Even in a comparatively light week, we had a lot going on at the Freedom From Religion Foundation.
We demanded that a North Carolina school district terminate its unconstitutional teamwork with a local church. Thanks to a local complainant, we’ve learned that the church intends to include a gym for school sports teams, a banquet hall available for school use, areas for teachers to hold meetings and perhaps even a pool for the school swim team. Stop this, we’re insisting!
FFRF took on Christian nationalists
FFRF Director of Strategic Response Andrew Seidel sparred with Christian apologist Tom Trento about “Does the God of the Bible Exist” in a debate organized by Trento’s United West, a hardcore Christian nationalist group. Andrew is a pro at this. Watch him score points!
‘Unapologetically Black, feminist and heretical’
We’ve been getting the freethought message out through all sorts of broadcast media. Our guest on our “Freethought Matters” TV show this Sunday is a Black skeptic, humanist activist and author. Sikivu Hutchinson, founder of Black Skeptics Los Angeles, talks on the show about her latest book, Humanists In The Hood: Unapologetically Black, Feminist, and Heretical, mentioning fascinating details about Frederick Douglass’ and A. Philip Randolph’s freethinking. Hutchinson’s many books and plays also include Moral Combat: Black Atheists, Gender Politics, and The Values War and White Nights, Black Paradise (on Rev. Jim Jones of Jonestown, Guyana, infamy). You can watch the show on our YouTube channel right now. Or find out where you can catch it this Sunday.
Making the journey to atheism
We rebroadcast our “Ask an Atheist” Facebook Live feature from last week, in which Andrew had a fascinating chat with actress Alice Greczyn (“Lincoln Heights”) regarding her new book, Wayward: A Memoir of Spiritual Warfare and Sexual Purity. It tells the story of her transition from belief to atheism — and how it inspired her to set up a resource to help others in similar situations. Due to a technical glitch, it was not live last week and we want to be sure you don’t miss it.
Evolution, communication and nonbelief
On our radio show, co-hosts Dan Barker and Annie Laurie Gaylor first talk with FFRF intern and blogger Barbara Alvarez about her latest column on a bad South Carolina abortion law (more on that in a bit) and a recent one dealing with how members of Congress are being shunned by their evangelical families for voting to certify the president.

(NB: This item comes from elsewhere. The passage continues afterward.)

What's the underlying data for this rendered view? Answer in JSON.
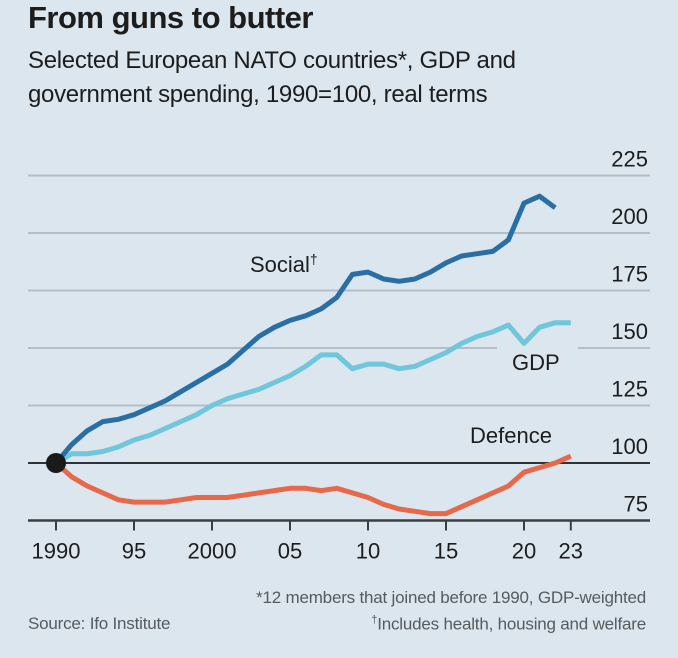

Then they interview Professor James Lull on his book Evolutionary Communication: An Introduction, linking the development of ideas and ideology.
A national threat to women’s rights?
Barbara critiques the shameful near-total abortion ban that South Carolina legislators have passed. She warns that this is quite possibly a precursor to a national-level threat to abortion rights.
“South Carolina’s move to ban abortion is a paternalistic action that claims to know what is best for women, their families, lives and futures,” she concludes. “In doing so, it rejects the human right to bodily autonomy and favors religious motivations. This abortion ban has dangerous consequences not just for women in South Carolina, but throughout our country.”
A lifetime of progress
Our other regular blogger, veteran freethinker and writer Jim Haught, has written a poignant, yet hopeful column applauding progress during his 90 years of existence. “Looking back over nine decades, I’m proud and pleased because secular humanism — the progressive struggle to make life better for everyone — won so many victories during my time,” he writes.
We were also busy mobilizing you this week. We asked you to call on Congress to immediately pass the long-overdue Equality Act, a critical piece of legislation extending federal civil rights protections for LGBTQ Americans. (The House did approve it overwhelmingly — and so, see, we got it done!) And we requested our Colorado members to urge their Legislature to pass a good bill that would expand the rights of survivors of child sexual abuse.
It’s amazing how much we’re able to accomplish with your assistance — even in a slightly less frantic week.